‘Mega trends’ in the investment world, such as consolidation among big super funds, do not occur in a straight line, says Rob Brown. And the consequences are predictable. If a firm is going to build a transformational platform, it might find there is not a lot of money available.
Brown, the chief executive of ACSA, told the Fund Summit conference that the mathematics behind consolidation meant that funds had less money to spend, per member, than before. He could have added that the subsidisation by small balance members of the larger balance members, prior to the $6,000 transfer rule for ‘inactive’ members introduced this year, also impacted on available funding for new technology platforms.
For its part, ACSA had been providing some forums in the funds space aimed at reducing duplication of effort in the onboarding of clients by asset servicing firms. The search for efficiencies in investment operations is getting more important.

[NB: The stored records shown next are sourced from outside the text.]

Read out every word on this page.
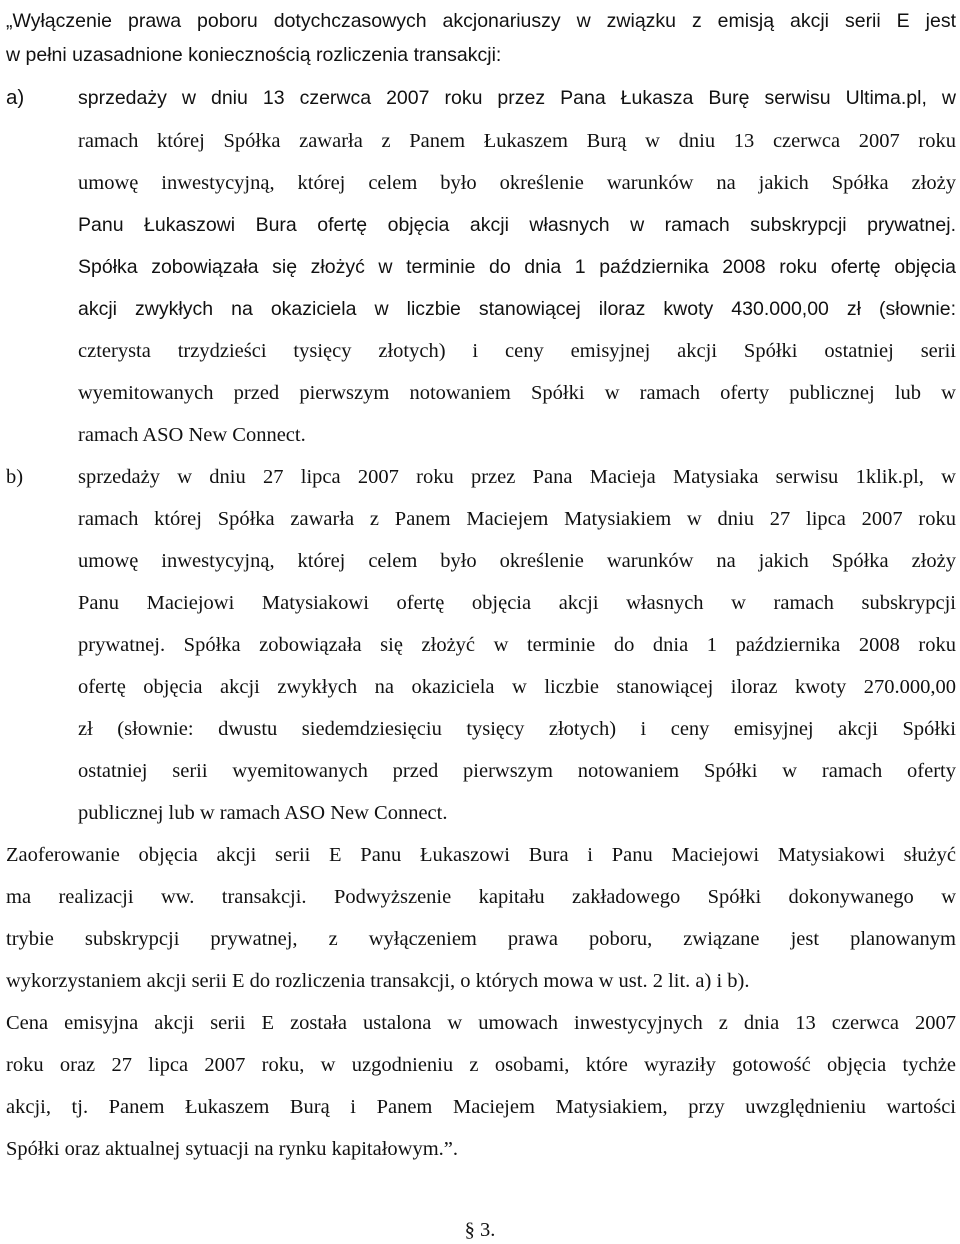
„Wyłączenie prawa poboru dotychczasowych akcjonariuszy w związku z emisją akcji serii E jest

w pełni uzasadnione koniecznością rozliczenia transakcji:

a)	sprzedaży w dniu 13 czerwca 2007 roku przez Pana Łukasza Burę serwisu Ultima.pl, w

ramach której Spółka zawarła z Panem Łukaszem Burą w dniu 13 czerwca 2007 roku

umowę inwestycyjną, której celem było określenie warunków na jakich Spółka złoży

Panu Łukaszowi Bura ofertę objęcia akcji własnych w ramach subskrypcji prywatnej.

Spółka zobowiązała się złożyć w terminie do dnia 1 października 2008 roku ofertę objęcia

akcji zwykłych na okaziciela w liczbie stanowiącej iloraz kwoty 430.000,00 zł (słownie:

czterysta trzydzieści tysięcy złotych) i ceny emisyjnej akcji Spółki ostatniej serii

wyemitowanych przed pierwszym notowaniem Spółki w ramach oferty publicznej lub w

ramach ASO New Connect.

b)	sprzedaży w dniu 27 lipca 2007 roku przez Pana Macieja Matysiaka serwisu 1klik.pl, w

ramach której Spółka zawarła z Panem Maciejem Matysiakiem w dniu 27 lipca 2007 roku

umowę inwestycyjną, której celem było określenie warunków na jakich Spółka złoży

Panu Maciejowi Matysiakowi ofertę objęcia akcji własnych w ramach subskrypcji

prywatnej. Spółka zobowiązała się złożyć w terminie do dnia 1 października 2008 roku

ofertę objęcia akcji zwykłych na okaziciela w liczbie stanowiącej iloraz kwoty 270.000,00

zł (słownie: dwustu siedemdziesięciu tysięcy złotych) i ceny emisyjnej akcji Spółki

ostatniej serii wyemitowanych przed pierwszym notowaniem Spółki w ramach oferty

publicznej lub w ramach ASO New Connect.

Zaoferowanie objęcia akcji serii E Panu Łukaszowi Bura i Panu Maciejowi Matysiakowi służyć

ma realizacji ww. transakcji. Podwyższenie kapitału zakładowego Spółki dokonywanego w

trybie subskrypcji prywatnej, z wyłączeniem prawa poboru, związane jest planowanym

wykorzystaniem akcji serii E do rozliczenia transakcji, o których mowa w ust. 2 lit. a) i b).

Cena emisyjna akcji serii E została ustalona w umowach inwestycyjnych z dnia 13 czerwca 2007

roku oraz 27 lipca 2007 roku, w uzgodnieniu z osobami, które wyraziły gotowość objęcia tychże

akcji, tj. Panem Łukaszem Burą i Panem Maciejem Matysiakiem, przy uwzględnieniu wartości

Spółki oraz aktualnej sytuacji na rynku kapitałowym.”.

§ 3.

Chris Mackey, the chief executive of Mackey RMS (Research Management Software) of the US, said that up to 40 per cent of an analyst’s time was spent looking for data which his or her firm already owned. “We can’t get this down to zero,” he said. But we can get it down to lower single digits… There are a lot of inefficiencies that can be tackled along the way.”
He said, in answer to a question as to whether the decade starting in 2020 was the decade when operations would become ‘sexy’, that there was definitely an appetite to streamline the whole investment process.

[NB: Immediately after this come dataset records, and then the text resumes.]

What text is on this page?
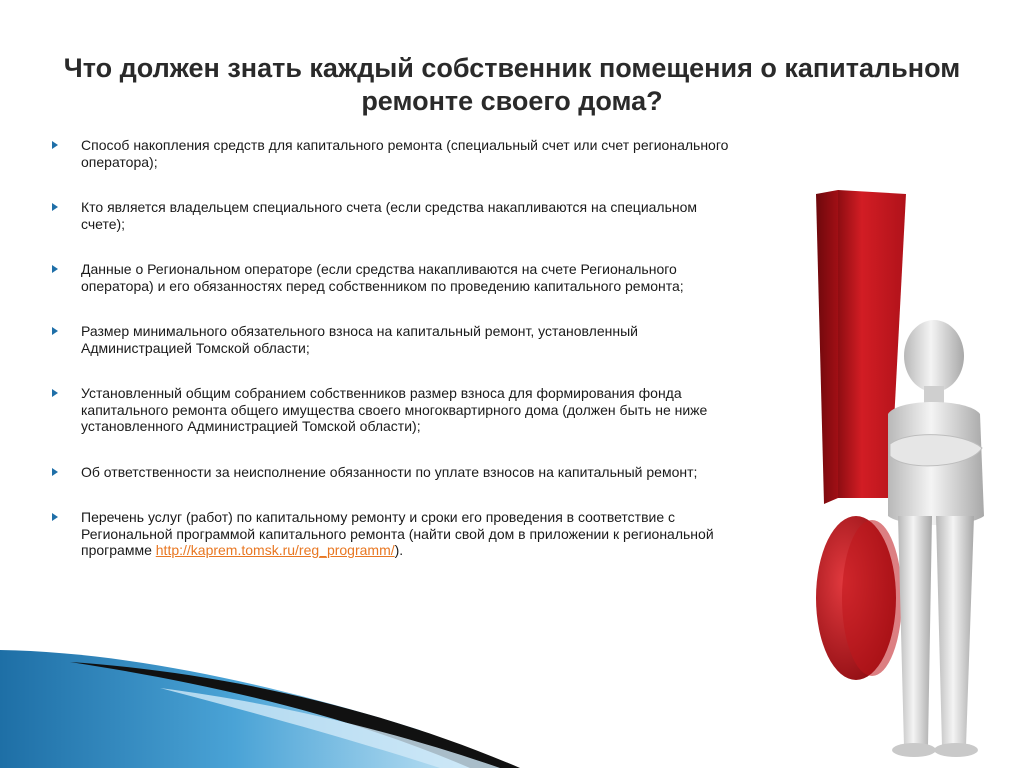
Что должен знать каждый собственник помещения о капитальном ремонте своего дома?
Способ накопления средств для капитального ремонта (специальный счет или счет регионального оператора);
Кто является владельцем специального счета (если средства накапливаются на специальном счете);
Данные о Региональном операторе (если средства накапливаются на счете Регионального оператора) и его обязанностях перед собственником по проведению капитального ремонта;
Размер минимального обязательного взноса на капитальный ремонт, установленный Администрацией Томской области;
Установленный общим собранием собственников размер взноса для формирования фонда капитального ремонта общего имущества своего многоквартирного дома (должен быть не ниже установленного Администрацией Томской области);
Об ответственности за неисполнение обязанности по уплате взносов на капитальный ремонт;
Перечень услуг (работ) по капитальному ремонту и сроки его проведения в соответствие с Региональной программой капитального ремонта (найти свой дом в приложении к региональной программе http://kaprem.tomsk.ru/reg_programm/).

“One of the most exciting market for us is Australia,” he said. “And the reason is because of that desire for more efficient processes. We started our firm in 2011 with that ambition and hope in mind.”
But outsourcing requires governance and management. In a separate session at the conference, Anna Leibel, the chief information officer at UniSuper, said that the governance of data was becoming an increasing focus for her fund, as well as the regulator.

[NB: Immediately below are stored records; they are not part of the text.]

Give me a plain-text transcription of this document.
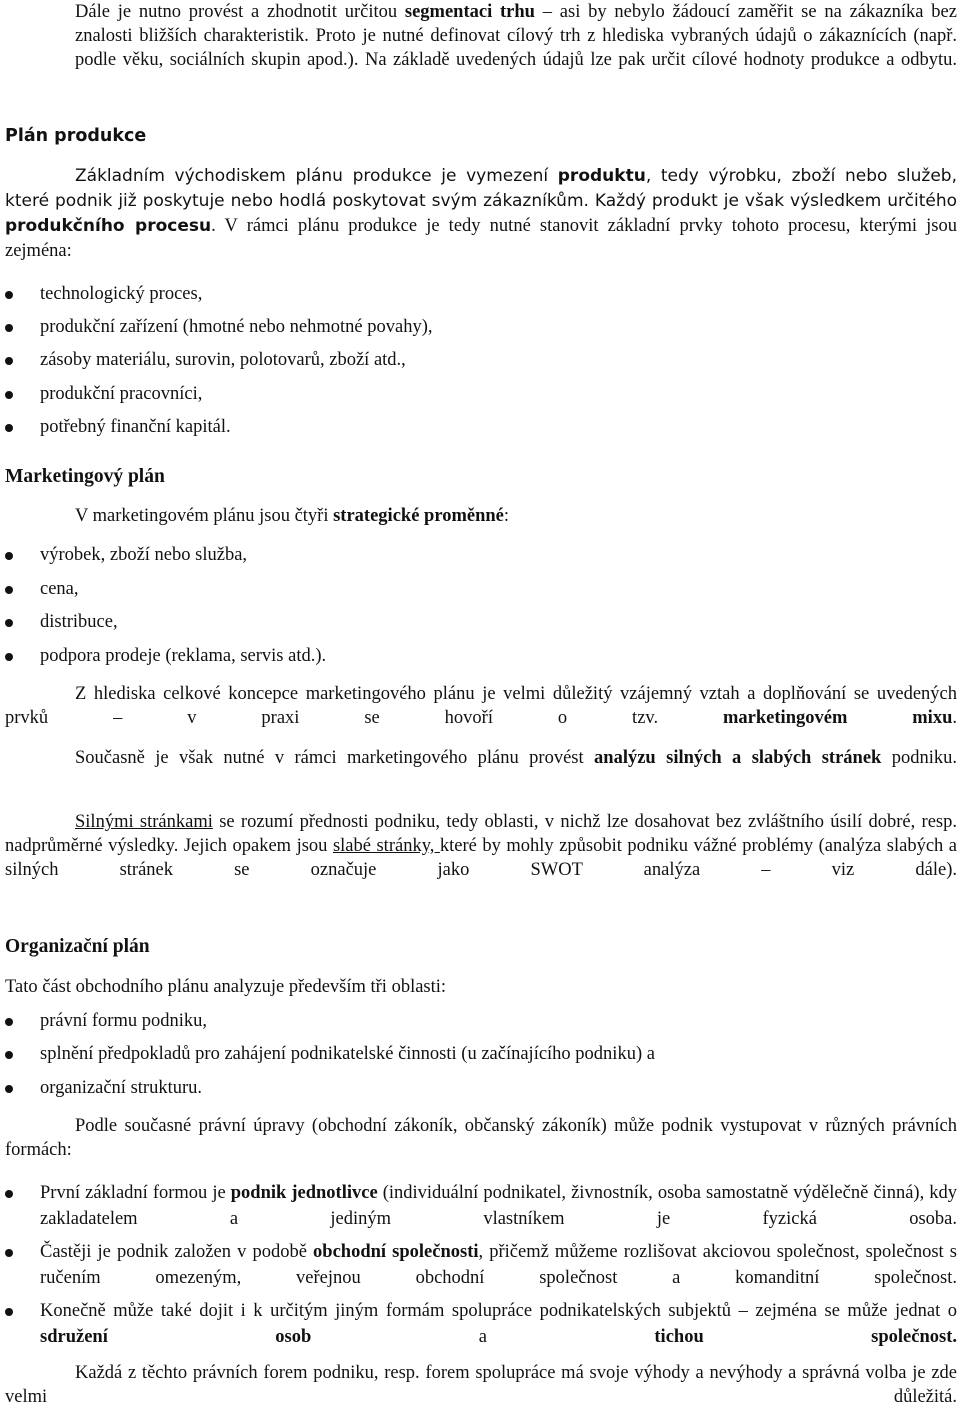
Dále je nutno provést a zhodnotit určitou segmentaci trhu – asi by nebylo žádoucí zaměřit se na zákazníka bez znalosti bližších charakteristik. Proto je nutné definovat cílový trh z hlediska vybraných údajů o zákaznících (např. podle věku, sociálních skupin apod.). Na základě uvedených údajů lze pak určit cílové hodnoty produkce a odbytu.
Plán produkce
Základním východiskem plánu produkce je vymezení produktu, tedy výrobku, zboží nebo služeb, které podnik již poskytuje nebo hodlá poskytovat svým zákazníkům. Každý produkt je však výsledkem určitého produkčního procesu. V rámci plánu produkce je tedy nutné stanovit základní prvky tohoto procesu, kterými jsou zejména:
technologický proces,
produkční zařízení (hmotné nebo nehmotné povahy),
zásoby materiálu, surovin, polotovarů, zboží atd.,
produkční pracovníci,
potřebný finanční kapitál.
Marketingový plán
V marketingovém plánu jsou čtyři strategické proměnné:
výrobek, zboží nebo služba,
cena,
distribuce,
podpora prodeje (reklama, servis atd.).
Z hlediska celkové koncepce marketingového plánu je velmi důležitý vzájemný vztah a doplňování se uvedených prvků – v praxi se hovoří o tzv. marketingovém mixu.
Současně je však nutné v rámci marketingového plánu provést analýzu silných a slabých stránek podniku.
Silnými stránkami se rozumí přednosti podniku, tedy oblasti, v nichž lze dosahovat bez zvláštního úsilí dobré, resp. nadprůměrné výsledky. Jejich opakem jsou slabé stránky, které by mohly způsobit podniku vážné problémy (analýza slabých a silných stránek se označuje jako SWOT analýza – viz dále).
Organizační plán
Tato část obchodního plánu analyzuje především tři oblasti:
právní formu podniku,
splnění předpokladů pro zahájení podnikatelské činnosti (u začínajícího podniku) a
organizační strukturu.
Podle současné právní úpravy (obchodní zákoník, občanský zákoník) může podnik vystupovat v různých právních formách:
První základní formou je podnik jednotlivce (individuální podnikatel, živnostník, osoba samostatně výdělečně činná), kdy zakladatelem a jediným vlastníkem je fyzická osoba.
Častěji je podnik založen v podobě obchodní společnosti, přičemž můžeme rozlišovat akciovou společnost, společnost s ručením omezeným, veřejnou obchodní společnost a komanditní společnost.
Konečně může také dojit i k určitým jiným formám spolupráce podnikatelských subjektů – zejména se může jednat o sdružení osob a tichou společnost.
Každá z těchto právních forem podniku, resp. forem spolupráce má svoje výhody a nevýhody a správná volba je zde velmi důležitá.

“I’ve worked in other industries where a lot of the outsourcing was driven by cost,” she said. “I don’t think that’s a good place to start. Now, we are looking mainly for ways to improve the customer experience.”
Rob Scott, the COO at First Sentier Investors (the former Colonial First Sate Global Asset Managers, now owned by Mitsubishi) said that with a current search for an outsource provider his firm was currently doing, “it may well come down to a ‘touchy feely’ thing. Can we work with them? Do they have a similar culture? We’re currently trying to put some math around that.”